- On September 4, 2017
On August 23rd we posted a BluePaper Bullet “Wells Fargo: Wheels Falling Off?” and “Wells Fargo’s New Brand Impacting Wealth Management.” A week later, on August 31st, national press revealed that the fraud at Wells Fargo is much worse than what was originally thought.
Updated bullets added.
We’ve been recruiting advisors out of Wells Fargo Advisors (WFA) for more than a decade because they have some of the most coveted advisors in the industry.
The overwhelming “Not interested, happy where I’m at” theme we’ve heard from Wells advisors over the years, centered on the advisor’s comfort and security with the Wells Fargo brand and reputation. What a difference a year can make.
- It seems every month there is a new revelation about the Wells Fargo Bank defrauding their customers. The depth and scope of what has been revealed in the media and Wells Fargo’s aggressive actions towards the whistleblowers who exposed them, shows that Wells Fargo Bank has been promoting a culture of fraud for some time.
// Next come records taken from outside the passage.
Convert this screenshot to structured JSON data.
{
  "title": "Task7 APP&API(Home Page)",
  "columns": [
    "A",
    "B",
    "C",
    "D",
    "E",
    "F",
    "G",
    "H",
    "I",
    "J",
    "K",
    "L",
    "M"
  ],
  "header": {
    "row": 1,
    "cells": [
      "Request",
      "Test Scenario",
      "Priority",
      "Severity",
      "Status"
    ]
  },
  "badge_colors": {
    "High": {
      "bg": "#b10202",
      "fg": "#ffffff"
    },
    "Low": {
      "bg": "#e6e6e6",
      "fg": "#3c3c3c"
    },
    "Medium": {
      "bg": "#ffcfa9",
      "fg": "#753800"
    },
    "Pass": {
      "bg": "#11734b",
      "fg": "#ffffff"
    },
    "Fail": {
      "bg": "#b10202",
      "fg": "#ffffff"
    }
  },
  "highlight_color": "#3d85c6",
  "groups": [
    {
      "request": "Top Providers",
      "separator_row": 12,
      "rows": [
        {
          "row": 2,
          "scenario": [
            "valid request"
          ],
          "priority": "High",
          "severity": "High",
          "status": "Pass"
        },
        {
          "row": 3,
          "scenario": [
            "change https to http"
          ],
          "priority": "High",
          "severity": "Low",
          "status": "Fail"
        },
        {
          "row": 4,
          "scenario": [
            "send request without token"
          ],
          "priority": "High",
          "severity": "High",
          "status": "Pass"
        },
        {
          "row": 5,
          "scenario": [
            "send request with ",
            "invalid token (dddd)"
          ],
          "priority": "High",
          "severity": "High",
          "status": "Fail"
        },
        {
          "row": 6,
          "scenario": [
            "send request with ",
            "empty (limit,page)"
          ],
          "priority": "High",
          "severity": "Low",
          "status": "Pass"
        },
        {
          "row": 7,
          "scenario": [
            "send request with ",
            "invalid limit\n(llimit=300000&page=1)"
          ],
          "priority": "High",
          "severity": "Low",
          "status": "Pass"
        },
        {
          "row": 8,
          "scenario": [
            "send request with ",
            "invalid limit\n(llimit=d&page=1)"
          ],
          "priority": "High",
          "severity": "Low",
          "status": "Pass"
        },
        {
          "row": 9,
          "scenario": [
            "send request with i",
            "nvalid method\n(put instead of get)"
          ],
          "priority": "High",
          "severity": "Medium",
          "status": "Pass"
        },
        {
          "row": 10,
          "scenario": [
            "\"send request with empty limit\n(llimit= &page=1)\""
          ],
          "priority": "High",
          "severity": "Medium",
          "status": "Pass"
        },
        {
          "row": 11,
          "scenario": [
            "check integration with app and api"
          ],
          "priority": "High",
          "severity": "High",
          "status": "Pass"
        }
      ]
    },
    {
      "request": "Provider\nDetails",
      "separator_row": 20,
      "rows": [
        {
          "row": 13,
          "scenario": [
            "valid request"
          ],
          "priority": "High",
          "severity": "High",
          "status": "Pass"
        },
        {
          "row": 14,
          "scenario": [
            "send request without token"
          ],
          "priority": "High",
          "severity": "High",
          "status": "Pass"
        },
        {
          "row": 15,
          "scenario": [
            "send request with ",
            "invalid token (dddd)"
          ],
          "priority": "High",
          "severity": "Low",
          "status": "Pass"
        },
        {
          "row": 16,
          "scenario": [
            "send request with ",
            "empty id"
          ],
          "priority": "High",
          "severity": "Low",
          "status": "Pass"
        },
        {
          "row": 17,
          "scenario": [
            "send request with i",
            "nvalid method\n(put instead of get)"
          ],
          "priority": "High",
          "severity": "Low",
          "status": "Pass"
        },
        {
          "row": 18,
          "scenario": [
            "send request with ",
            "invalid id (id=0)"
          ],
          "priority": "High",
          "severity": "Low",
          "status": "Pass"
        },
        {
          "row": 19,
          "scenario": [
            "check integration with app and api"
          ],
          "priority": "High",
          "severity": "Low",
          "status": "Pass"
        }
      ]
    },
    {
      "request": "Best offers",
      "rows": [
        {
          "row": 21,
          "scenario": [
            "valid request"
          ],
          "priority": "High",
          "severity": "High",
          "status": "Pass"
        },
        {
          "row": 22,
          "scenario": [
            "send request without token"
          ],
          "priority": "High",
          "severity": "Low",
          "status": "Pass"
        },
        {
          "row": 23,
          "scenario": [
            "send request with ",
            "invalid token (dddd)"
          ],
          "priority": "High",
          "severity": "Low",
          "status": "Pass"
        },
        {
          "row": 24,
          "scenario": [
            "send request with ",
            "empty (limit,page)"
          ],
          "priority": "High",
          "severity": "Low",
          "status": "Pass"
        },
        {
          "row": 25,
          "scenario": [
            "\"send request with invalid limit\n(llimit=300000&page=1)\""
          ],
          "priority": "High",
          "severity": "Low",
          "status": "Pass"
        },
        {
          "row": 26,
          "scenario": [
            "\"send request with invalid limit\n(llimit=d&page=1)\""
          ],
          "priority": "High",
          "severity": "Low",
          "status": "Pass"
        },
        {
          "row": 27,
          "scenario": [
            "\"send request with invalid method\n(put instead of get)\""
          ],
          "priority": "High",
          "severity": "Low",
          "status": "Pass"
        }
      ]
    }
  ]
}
- This is one of the worse-case scenarios for wealth management firms who are owned by a bank. WFAs went from having security in the brand they represented, to apologizing to their clients on behalf of the bank and explaining how even though the logo is the same, the bank and wealth management are different, and that all this fraud was on the banking side. While advisors for the most part, have been able to effectively damage control with their current clients, advisors don’t like being in a defensive position.
- We find it ironic that the Private Wealth Group and FiNet advisors have embodied Warren Buffet’s vision for Wells Fargo more than the Wells Fargo Bank itself. While the financial advisors and wealth management divisions are focusing on helping their clients, many of their counterparts on the banking side have been focusing on defrauding them.
- We have heard from different firms on both employee and independent platforms, that half their recruiting pipelines are now Wells Fargo Advisors. With each month that a new national story breaks about a Wells Fargo Bank’s creativity in defrauding their customers, a straw breaks an advisor’s will to stay.